Poor Swift (from my lockdown diary for 28 May)
In my distant schooldays I read Jonathan Swift for English A Level. I read him again intermittently for pleasure and possible literary larceny, since he is of course out of copyright.
Then and now, I would sometimes have to mug up the politicians of Queen Anne and the Hanoverian succession, to make sense of Swift’s targets. Then and now, I would sometimes wonder if Swift thought them worth his talents. Did he think, why am I toiling to compose matchless prose to make these people immortal? Did he sometimes cast aside his quill, shout “Godolphin is a swillbelly ” and slope off to the Brothers’ Club for a little gargle with Bolingbroke and his mates?

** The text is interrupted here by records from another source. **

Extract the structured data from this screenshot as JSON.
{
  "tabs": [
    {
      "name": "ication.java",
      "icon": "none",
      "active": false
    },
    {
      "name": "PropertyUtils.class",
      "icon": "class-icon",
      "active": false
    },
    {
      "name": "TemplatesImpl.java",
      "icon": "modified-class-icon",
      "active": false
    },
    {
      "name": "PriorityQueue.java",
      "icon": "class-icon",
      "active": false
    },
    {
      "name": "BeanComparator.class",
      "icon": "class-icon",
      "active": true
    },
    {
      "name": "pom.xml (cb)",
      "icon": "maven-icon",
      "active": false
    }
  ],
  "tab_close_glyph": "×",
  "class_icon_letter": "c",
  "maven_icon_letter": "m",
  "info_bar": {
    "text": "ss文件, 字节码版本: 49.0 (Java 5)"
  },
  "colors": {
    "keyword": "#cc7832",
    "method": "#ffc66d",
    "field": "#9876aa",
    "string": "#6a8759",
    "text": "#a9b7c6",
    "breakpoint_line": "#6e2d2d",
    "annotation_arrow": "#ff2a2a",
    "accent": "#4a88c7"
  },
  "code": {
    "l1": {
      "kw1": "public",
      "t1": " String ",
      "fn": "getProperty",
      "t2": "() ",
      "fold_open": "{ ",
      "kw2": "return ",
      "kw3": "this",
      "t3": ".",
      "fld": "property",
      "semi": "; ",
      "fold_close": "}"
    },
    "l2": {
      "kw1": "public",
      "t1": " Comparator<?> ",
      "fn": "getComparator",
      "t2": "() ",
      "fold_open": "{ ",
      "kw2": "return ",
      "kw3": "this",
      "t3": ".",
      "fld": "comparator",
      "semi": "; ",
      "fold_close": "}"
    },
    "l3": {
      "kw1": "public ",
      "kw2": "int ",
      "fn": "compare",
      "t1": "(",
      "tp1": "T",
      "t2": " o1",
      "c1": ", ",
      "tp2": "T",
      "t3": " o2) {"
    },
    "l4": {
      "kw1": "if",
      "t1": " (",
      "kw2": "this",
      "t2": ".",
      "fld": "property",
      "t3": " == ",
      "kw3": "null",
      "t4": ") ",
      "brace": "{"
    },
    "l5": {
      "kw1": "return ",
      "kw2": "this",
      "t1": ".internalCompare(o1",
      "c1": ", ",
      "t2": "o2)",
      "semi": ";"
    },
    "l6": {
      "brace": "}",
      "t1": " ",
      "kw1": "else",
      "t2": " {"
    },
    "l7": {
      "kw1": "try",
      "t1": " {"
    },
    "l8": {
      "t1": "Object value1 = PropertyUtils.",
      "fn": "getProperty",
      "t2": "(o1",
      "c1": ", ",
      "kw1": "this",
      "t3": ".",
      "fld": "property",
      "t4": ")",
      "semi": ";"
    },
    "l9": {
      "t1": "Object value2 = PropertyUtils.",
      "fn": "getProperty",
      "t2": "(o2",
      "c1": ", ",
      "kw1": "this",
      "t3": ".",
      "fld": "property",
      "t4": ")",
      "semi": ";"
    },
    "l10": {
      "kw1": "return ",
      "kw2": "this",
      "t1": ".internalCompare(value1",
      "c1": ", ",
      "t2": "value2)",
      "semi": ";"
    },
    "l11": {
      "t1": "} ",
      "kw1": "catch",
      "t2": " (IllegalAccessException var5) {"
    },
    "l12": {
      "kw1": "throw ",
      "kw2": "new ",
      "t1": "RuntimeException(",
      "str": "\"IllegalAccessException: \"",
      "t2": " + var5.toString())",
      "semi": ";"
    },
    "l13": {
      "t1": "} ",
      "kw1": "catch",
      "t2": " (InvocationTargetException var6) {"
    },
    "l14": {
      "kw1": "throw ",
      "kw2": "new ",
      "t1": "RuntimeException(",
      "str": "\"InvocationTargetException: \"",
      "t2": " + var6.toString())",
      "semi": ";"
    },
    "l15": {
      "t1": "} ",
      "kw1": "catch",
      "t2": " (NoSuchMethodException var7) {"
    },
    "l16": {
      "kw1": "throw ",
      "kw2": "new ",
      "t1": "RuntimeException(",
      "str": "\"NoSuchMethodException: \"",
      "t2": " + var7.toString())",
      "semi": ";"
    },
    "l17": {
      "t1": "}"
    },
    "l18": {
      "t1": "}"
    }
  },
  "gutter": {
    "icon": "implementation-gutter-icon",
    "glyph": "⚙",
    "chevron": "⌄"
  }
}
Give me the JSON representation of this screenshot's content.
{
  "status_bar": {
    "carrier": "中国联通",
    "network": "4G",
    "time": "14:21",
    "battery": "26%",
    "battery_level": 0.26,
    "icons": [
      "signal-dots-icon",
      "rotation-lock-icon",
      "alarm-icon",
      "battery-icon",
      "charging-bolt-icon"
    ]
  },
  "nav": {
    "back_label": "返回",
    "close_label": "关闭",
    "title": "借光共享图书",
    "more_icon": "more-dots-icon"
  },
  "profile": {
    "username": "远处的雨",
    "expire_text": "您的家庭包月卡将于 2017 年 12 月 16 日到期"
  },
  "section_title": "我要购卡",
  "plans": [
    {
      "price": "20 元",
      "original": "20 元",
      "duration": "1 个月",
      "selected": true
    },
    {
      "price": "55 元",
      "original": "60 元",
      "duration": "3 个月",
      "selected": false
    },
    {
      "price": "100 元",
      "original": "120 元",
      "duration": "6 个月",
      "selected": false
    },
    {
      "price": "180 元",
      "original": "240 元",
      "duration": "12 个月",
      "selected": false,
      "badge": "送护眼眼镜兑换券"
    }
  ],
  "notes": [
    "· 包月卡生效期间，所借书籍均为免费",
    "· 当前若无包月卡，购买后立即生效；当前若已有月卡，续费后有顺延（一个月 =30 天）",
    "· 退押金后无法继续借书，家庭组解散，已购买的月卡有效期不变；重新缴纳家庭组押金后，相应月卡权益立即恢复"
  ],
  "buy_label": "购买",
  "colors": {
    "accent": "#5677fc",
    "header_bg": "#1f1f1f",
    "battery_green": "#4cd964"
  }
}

If Swift were alive today, he would have felt that way about the present ministry. He would simply use the epithet software on his laptop to call Dominic Cummings a pilgarlic or Michael Gove an arsworm and then have a steamy Zoom session with Stella.
Swift would never have sent Boris Johnson to Lilliput because it would imply that there was something to diminish.
Trump is something else. Terrible but not trivial, and a proper target for time-travelling Swift. But it is monumentally hard to satirize Trump when he does such a brilliant job of doing it himself. Trump’s behaviour is calculated. He does mind how many people think he is a monster so long as they also think he is a giant, and so long as enough of them hate his enemies more than they hate him. One has to find a way to mock Trump without actually helping him. That task might even defeat the genius of Jonathan Swift. With a final despairing cry of “Trump is a slubberdegullion” he might give up and compose some additional Remarks on the Barrier Treaty.